Even in summer, storms can make an ascent of Devils Thumb impossible. The pair lucked out, with a tight window of good weather within days of Knight’s return. They took a helicopter to base camp where they spent the night. At about 7:00 a.m. they roped up and began their climb of the Direct East Ridge.
Knight said he often tried to block out the view on the way up. “It’s scary,” he laughed. “So by focusing more just on the moves themselves, you can avoid being negatively affected by that fear.”
They reached the top around dinnertime. “I totally felt satisfaction,” Knight said. “But also I know that getting to the top is only halfway, because you gotta get back down and you never want to feel so satisfied that you lose that sense of focus.”

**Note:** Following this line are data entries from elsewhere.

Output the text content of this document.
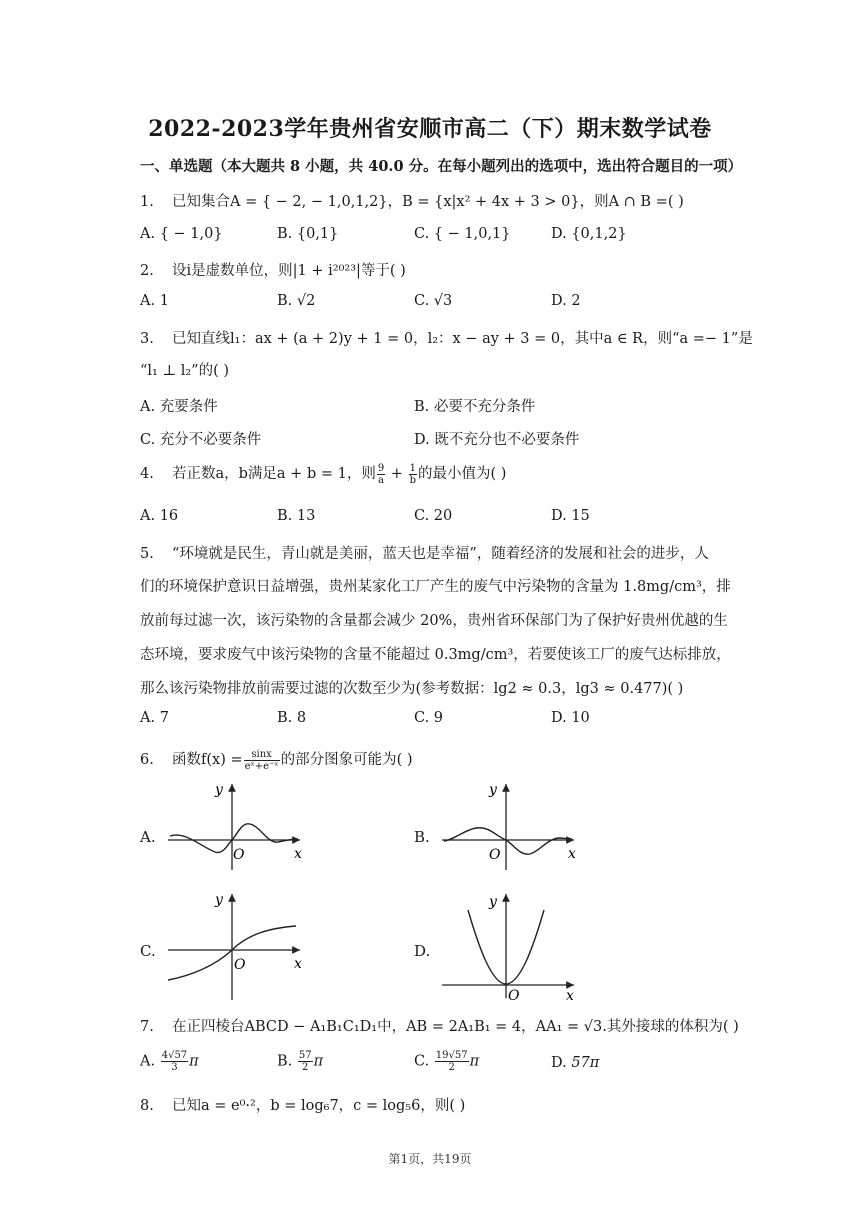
2022-2023学年贵州省安顺市高二（下）期末数学试卷
一、单选题（本大题共 8 小题，共 40.0 分。在每小题列出的选项中，选出符合题目的一项）
1. 已知集合A = { − 2, − 1,0,1,2}，B = {x|x² + 4x + 3 > 0}，则A ∩ B =( )
A. { − 1,0}	B. {0,1}	C. { − 1,0,1}	D. {0,1,2}
2. 设i是虚数单位，则|1 + i²⁰²³|等于( )
A. 1	B. √2	C. √3	D. 2
3. 已知直线l₁：ax + (a + 2)y + 1 = 0，l₂：x − ay + 3 = 0，其中a ∈ R，则“a =− 1”是
“l₁ ⊥ l₂”的( )
A. 充要条件	B. 必要不充分条件
C. 充分不必要条件	D. 既不充分也不必要条件
4. 若正数a，b满足a + b = 1，则 $\frac{9}{a} + \frac{1}{b}$ 的最小值为( )
A. 16	B. 13	C. 20	D. 15
5. “环境就是民生，青山就是美丽，蓝天也是幸福”，随着经济的发展和社会的进步，人
们的环境保护意识日益增强，贵州某家化工厂产生的废气中污染物的含量为 1.8mg/cm³，排
放前每过滤一次，该污染物的含量都会减少 20%，贵州省环保部门为了保护好贵州优越的生
态环境，要求废气中该污染物的含量不能超过 0.3mg/cm³，若要使该工厂的废气达标排放，
那么该污染物排放前需要过滤的次数至少为(参考数据：lg2 ≈ 0.3，lg3 ≈ 0.477)( )
A. 7	B. 8	C. 9	D. 10
6. 函数$f(x) = \frac{\sin x}{\text{eˣ+e⁻ˣ}}$ 的部分图象可能为( )
A.
y
x
O
B.
y
x
O
C.
y
x
O
D.
y
x
O
7. 在正四棱台ABCD − A₁B₁C₁D₁中，AB = 2A₁B₁ = 4，AA₁ = √3.其外接球的体积为( )
A. $\frac{4√57}{3}$ π	B. $\frac{57}{2}$ π	C. $\frac{19√57}{2}$ π	D. 57π
8. 已知a = e⁰·²，b = log₆7，c = log₅6，则( )
第1页，共19页
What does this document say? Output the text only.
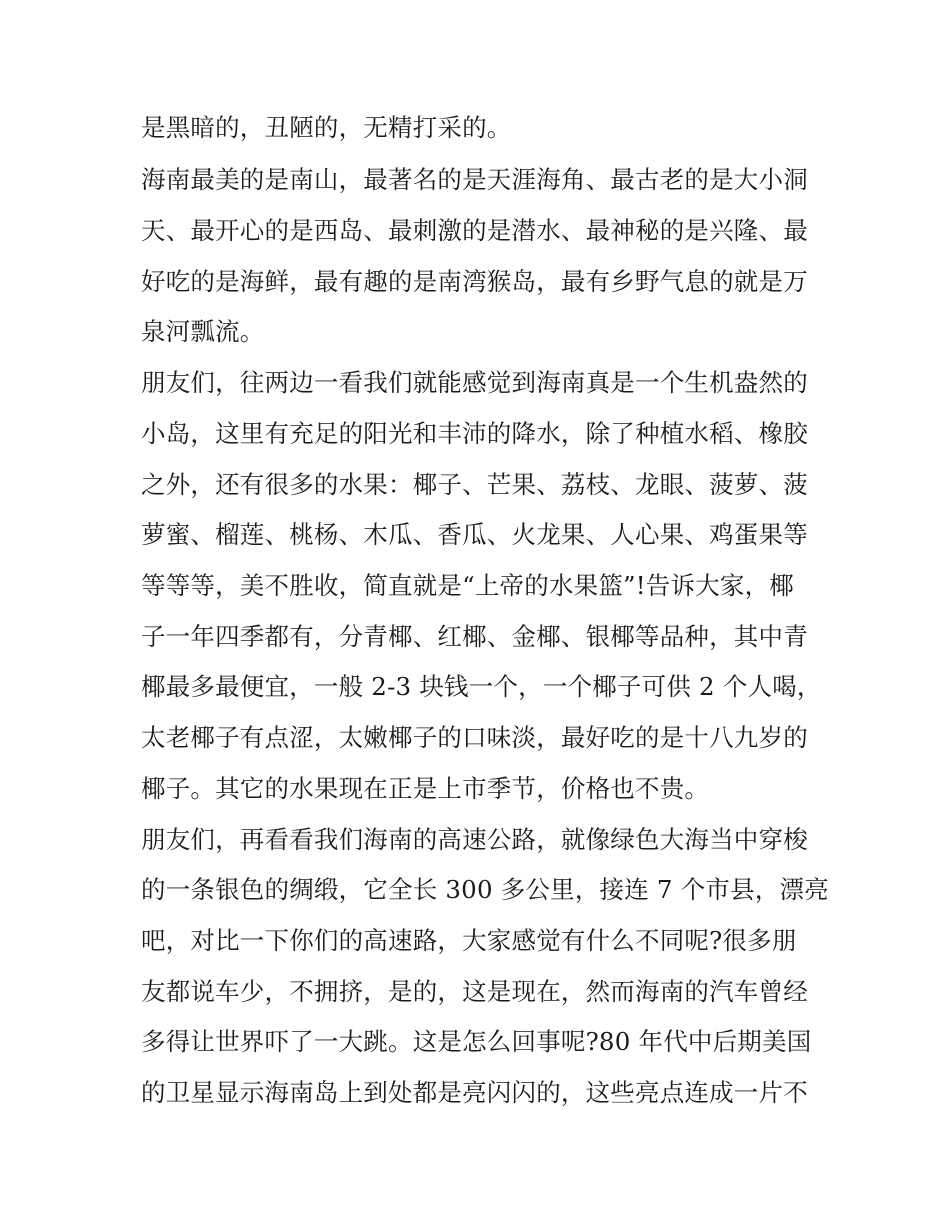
是黑暗的，丑陋的，无精打采的。
海南最美的是南山，最著名的是天涯海角、最古老的是大小洞
天、最开心的是西岛、最刺激的是潜水、最神秘的是兴隆、最
好吃的是海鲜，最有趣的是南湾猴岛，最有乡野气息的就是万
泉河瓢流。
朋友们，往两边一看我们就能感觉到海南真是一个生机盎然的
小岛，这里有充足的阳光和丰沛的降水，除了种植水稻、橡胶
之外，还有很多的水果：椰子、芒果、荔枝、龙眼、菠萝、菠
萝蜜、榴莲、桃杨、木瓜、香瓜、火龙果、人心果、鸡蛋果等
等等等，美不胜收，简直就是“上帝的水果篮”!告诉大家，椰
子一年四季都有，分青椰、红椰、金椰、银椰等品种，其中青
椰最多最便宜，一般 2-3 块钱一个，一个椰子可供 2 个人喝，
太老椰子有点涩，太嫩椰子的口味淡，最好吃的是十八九岁的
椰子。其它的水果现在正是上市季节，价格也不贵。
朋友们，再看看我们海南的高速公路，就像绿色大海当中穿梭
的一条银色的绸缎，它全长 300 多公里，接连 7 个市县，漂亮
吧，对比一下你们的高速路，大家感觉有什么不同呢?很多朋
友都说车少，不拥挤，是的，这是现在，然而海南的汽车曾经
多得让世界吓了一大跳。这是怎么回事呢?80 年代中后期美国
的卫星显示海南岛上到处都是亮闪闪的，这些亮点连成一片不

Knight said the summit is a boulder about the size of a van. “The actual top of it is just big enough for one person to sit astride with 6000 feet of exposure down on either side below your feet,” he said.
They spent about two minutes taking in the view and snapping photos. “And then my partner went up and slapped it and said ‘okay, let’s get the heck down.’” It was two in the morning before they were back at base camp.
Knight said their slow speed could have been due to his training, or lack thereof. He had a very specific training regime in the months leading up to the climb. He explained, “Bristol Bay – sockeye salmon fishing. Lots and lots of crawling in and out of the engine room.”
But it took longer than expected for another reason. There’s a lot of newly exposed rock at the very beginning of the climb where in the past there had been snowfields. That rock hasn’t had time to settle, which means it’s loose, and dangerous. Knight said the descent in the dark was a risk that he was comfortable taking once. “Yeah, I did it once. I don’t really want to do it again,” he said. “Which like for a fisherman, you might think about, you know, that big storm that you ran through, that you didn’t really want to, but you got stuck in. It happens, but you don’t try to make a habit of it.”
Knight said that he’s always thinking about the conditions of the route when he’s climbing. He’s constantly calculating risk. But that risk doesn’t take away from his enjoyment. “In a way that’s part of the appeal,” he said.
But trying the Thumb again? Knight said he gives it “a solid maybe.”
That’s because “a big part of wanting to do it is looking at it for all these years, now I can look up there and know that I have been up there.”
Veteran climber Dieter Klose is thrilled that Knight summited the mountain.
“He’s the first person that grew up in Petersburg and climbed Devils Thumb. Born and raised,” he said. “And I lived here so many years, I was the only climber. I had to go climbing alone, unless I brought somebody up. And so for Kyle to do it…in my mind, that’s the beginning of a legend in Petersburg.”
One thing is for sure. It’s not the last mountain Knight will climb. He plans to keep fishing every summer, and climbing the rest of the year.